Acquiring a health insurance plan in California has become far more complicated that it was prior to 2010 with the passage of the Affordable Care Act, and even more so after October 1, 2013 with the initial enrollment for Covered California.
The state’s exchange went through some difficult growing pains as some unprecedented issues were ironed out and the public at large was educated regarding qualifications, tax requirements, etc. The subsequent rising costs of premiums and health insurance coverage prompted many employers to reconsider their plan offerings for members, with many smaller employers opting out completely.
Covered California offers plans from 11 different insurance providers. These include large companies such as Anthem Blue Cross, Kaiser Permanente and several smaller companies. These are the same insurers that participated in 2018, and they offer plans at four different coverage levels that are labelled as bronze, silver, gold and platinum plans.
Companies like JC Lewis Insurance have helped numbers of clients through the process of finding and accessing suitable and affordable health insurance in California despite the hiccups, rising costs and increased bureaucratic complexity that has attended health coverage.
The Common Types of Health Insurance Plans
Depending on who you ask there can be up to seven or more types of health insurance “plans”, but there are five that are common and most familiar.
Here is an overview of each.
1. Health maintenance organizations (HMOs)
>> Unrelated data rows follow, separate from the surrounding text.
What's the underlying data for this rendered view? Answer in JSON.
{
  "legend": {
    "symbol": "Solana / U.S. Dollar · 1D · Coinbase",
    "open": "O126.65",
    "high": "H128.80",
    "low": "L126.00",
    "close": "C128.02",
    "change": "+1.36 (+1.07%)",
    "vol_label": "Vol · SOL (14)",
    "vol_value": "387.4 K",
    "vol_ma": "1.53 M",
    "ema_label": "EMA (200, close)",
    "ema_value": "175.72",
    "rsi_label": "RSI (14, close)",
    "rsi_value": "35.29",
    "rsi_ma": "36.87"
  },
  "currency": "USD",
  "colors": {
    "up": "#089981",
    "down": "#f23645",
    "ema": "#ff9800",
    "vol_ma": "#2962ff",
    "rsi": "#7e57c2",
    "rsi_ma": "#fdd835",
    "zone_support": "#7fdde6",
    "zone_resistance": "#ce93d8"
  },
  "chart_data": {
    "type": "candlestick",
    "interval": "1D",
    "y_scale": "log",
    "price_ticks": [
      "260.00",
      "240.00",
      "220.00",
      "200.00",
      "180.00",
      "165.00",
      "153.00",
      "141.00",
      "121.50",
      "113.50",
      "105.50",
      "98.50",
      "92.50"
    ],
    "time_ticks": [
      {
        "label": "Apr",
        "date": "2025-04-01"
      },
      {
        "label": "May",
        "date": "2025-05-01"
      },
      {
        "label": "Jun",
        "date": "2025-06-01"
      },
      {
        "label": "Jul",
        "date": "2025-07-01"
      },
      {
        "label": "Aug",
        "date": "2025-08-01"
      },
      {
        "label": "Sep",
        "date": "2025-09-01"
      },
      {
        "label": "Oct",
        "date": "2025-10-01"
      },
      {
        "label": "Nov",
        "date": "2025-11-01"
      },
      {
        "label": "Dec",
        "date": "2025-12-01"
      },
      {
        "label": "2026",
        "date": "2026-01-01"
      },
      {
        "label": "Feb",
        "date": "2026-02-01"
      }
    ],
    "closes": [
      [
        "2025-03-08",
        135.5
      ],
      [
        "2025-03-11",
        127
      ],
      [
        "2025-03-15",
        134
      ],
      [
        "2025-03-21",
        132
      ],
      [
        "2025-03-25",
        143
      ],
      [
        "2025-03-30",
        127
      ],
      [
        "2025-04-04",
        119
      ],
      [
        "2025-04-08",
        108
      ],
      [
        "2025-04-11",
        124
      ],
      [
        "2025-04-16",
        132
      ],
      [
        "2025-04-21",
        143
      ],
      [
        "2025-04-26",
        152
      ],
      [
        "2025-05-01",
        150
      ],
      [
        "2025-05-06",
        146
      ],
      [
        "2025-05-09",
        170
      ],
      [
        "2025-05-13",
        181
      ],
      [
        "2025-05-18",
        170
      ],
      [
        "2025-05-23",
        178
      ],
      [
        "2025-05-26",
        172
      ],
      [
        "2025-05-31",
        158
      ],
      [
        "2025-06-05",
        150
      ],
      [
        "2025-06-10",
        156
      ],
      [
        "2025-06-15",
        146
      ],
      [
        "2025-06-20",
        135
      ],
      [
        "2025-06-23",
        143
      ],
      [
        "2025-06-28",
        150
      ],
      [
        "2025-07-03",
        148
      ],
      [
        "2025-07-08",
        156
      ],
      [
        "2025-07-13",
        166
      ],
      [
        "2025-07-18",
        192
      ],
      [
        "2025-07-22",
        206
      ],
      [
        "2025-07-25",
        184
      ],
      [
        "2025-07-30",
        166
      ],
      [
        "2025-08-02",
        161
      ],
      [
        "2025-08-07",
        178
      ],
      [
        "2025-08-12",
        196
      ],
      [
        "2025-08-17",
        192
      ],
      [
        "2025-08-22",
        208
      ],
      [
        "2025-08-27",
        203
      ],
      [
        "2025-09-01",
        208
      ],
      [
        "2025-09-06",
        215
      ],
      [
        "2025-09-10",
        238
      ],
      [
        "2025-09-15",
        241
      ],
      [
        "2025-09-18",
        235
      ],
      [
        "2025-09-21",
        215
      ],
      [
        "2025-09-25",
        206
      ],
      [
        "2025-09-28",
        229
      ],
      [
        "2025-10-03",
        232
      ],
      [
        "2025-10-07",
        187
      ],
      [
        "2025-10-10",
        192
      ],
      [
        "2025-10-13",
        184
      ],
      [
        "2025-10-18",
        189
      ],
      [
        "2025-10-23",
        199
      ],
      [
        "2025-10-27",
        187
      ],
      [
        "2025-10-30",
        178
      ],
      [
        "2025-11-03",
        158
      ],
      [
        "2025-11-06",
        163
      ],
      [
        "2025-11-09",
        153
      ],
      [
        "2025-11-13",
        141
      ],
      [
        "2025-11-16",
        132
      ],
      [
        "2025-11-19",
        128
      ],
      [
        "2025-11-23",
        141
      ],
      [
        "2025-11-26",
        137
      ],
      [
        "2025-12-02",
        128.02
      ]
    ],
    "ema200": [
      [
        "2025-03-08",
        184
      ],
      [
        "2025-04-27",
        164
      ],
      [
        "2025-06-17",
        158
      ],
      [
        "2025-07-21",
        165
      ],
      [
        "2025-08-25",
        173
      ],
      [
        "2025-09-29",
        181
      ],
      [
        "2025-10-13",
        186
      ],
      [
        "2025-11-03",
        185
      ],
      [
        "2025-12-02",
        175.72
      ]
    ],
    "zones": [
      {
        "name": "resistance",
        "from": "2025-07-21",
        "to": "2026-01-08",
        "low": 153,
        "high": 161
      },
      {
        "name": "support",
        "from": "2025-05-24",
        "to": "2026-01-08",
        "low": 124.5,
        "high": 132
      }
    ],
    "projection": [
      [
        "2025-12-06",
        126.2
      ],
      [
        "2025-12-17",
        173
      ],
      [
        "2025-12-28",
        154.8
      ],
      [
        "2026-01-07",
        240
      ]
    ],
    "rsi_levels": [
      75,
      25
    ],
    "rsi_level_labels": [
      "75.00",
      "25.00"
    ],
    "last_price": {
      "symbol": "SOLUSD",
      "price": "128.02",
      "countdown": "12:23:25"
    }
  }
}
With an HMO plan, members usually have lower out-of-pocket expenses but also have fewer options for choices of primary care physicians (PCP) or hospitals than with other plans. Visits to specialists require members to obtain a referral from their PCP.
HMO coverage is generally provided for a wider range of preventative services than other plans. While members typically have a copayment for services, they may not be required to pay a deductible before their coverage starts.
There are usually no claim forms to file with an HMO plan. Typically, members have no coverage if they go outside of their network without proper authorizations from their PCP, or for certain emergency situations.
2. Preferred provider organizations (PPOs)
PPO plan members are encouraged to use their network of preferred doctors and hospitals. Unlike with HMOs, members are not usually required to choose a PCP but can choose to see any doctor or specialist within their network.
Members have an annual deductible they’ll be required to meet before coverage begins for their medical bills. In addition, there is also a copayment for certain service. With some PPO plans a co-insurance may be needed for the percentage of the total charges of medical expenses a member is responsible for.
With a PPO plan, higher out-of-pocket cost for services rendered outside of the network are typical.
3. Exclusive provider organizations (EPOs)
EPO plans are similar to HMO plans because they have a network of physicians their members are required to use except in the case of emergency. Employee members will also have a Primary Care Physician (PCP) who will provide referrals to in-network specialists. There is typically a lower premium than that of a PPO offered by the same insurer.
With an EPO, you may have limited choices for your health care providers although likely more than through an HMO. Depending on the plan provider, you may not have to get a to see a specialist.
However, there is no coverage for out-of-network providers and if you do visit a provider outside your plan’s network you will have to pay the full cost yourself. The exception is for emergency situations.
4. Point-of-service plans (POS)
While not as common as HMOs and PPOs, the POS plan combines features of both HMO and PPO plans. Similar to an HMO, POS plans may require members to choose a Primary Care Physician from their network of providers and the services provided by the PCP aren’t typically subject to the policy’s deductible.
If a member uses covered services from their PCP, they usually receive the higher level of coverage. On the other hand, services from a non-network provider may be subject to a deductible and a lower level of coverage. In addition, members may also have to pay up-front and then must submit a claim for reimbursement.
5. High-deductible health plans (HDHPs), which may be linked to health savings accounts (HSAs)
A lower-cost alternative that can allow you to pay less for your insurance is a high-deductible health plan (HDHP). With an HDHP can usually be offered with an HMO, PPO, EPO, or POS plan. An HDHP generally has a lower premium compared to other plans. However, the downside to a lower premium cost is higher out-of-pocket costs than most other plans.
In 2018, the deductible for HDHPs was at least $1,350 for an individual or $2,700 for a family, but not more than $6,650 for an individual and $13,300 for a family. Once the deductible is met preventative care is free.
Other than preventive care, you must pay all your costs up to your deductible when you go for medical care. But, like other plans, once you reach the maximum out-of-pocket amount, the plan then pays 100 percent of your care.
You can use a health savings account (HSA) to help pay for your out-of-pocket costs. Money put into an HSA is not taxed and remains tax-free when used for eligible medical expenses. You must be enrolled in a HDHP in order to have an HSA.
Unused funds in an HSA account roll over each year and accrue interest, tax-free. While funds may be used for other life events, this may incur penalties and interest to be paid. HSAs can be attached to group health insurance, but they’re owned by the member.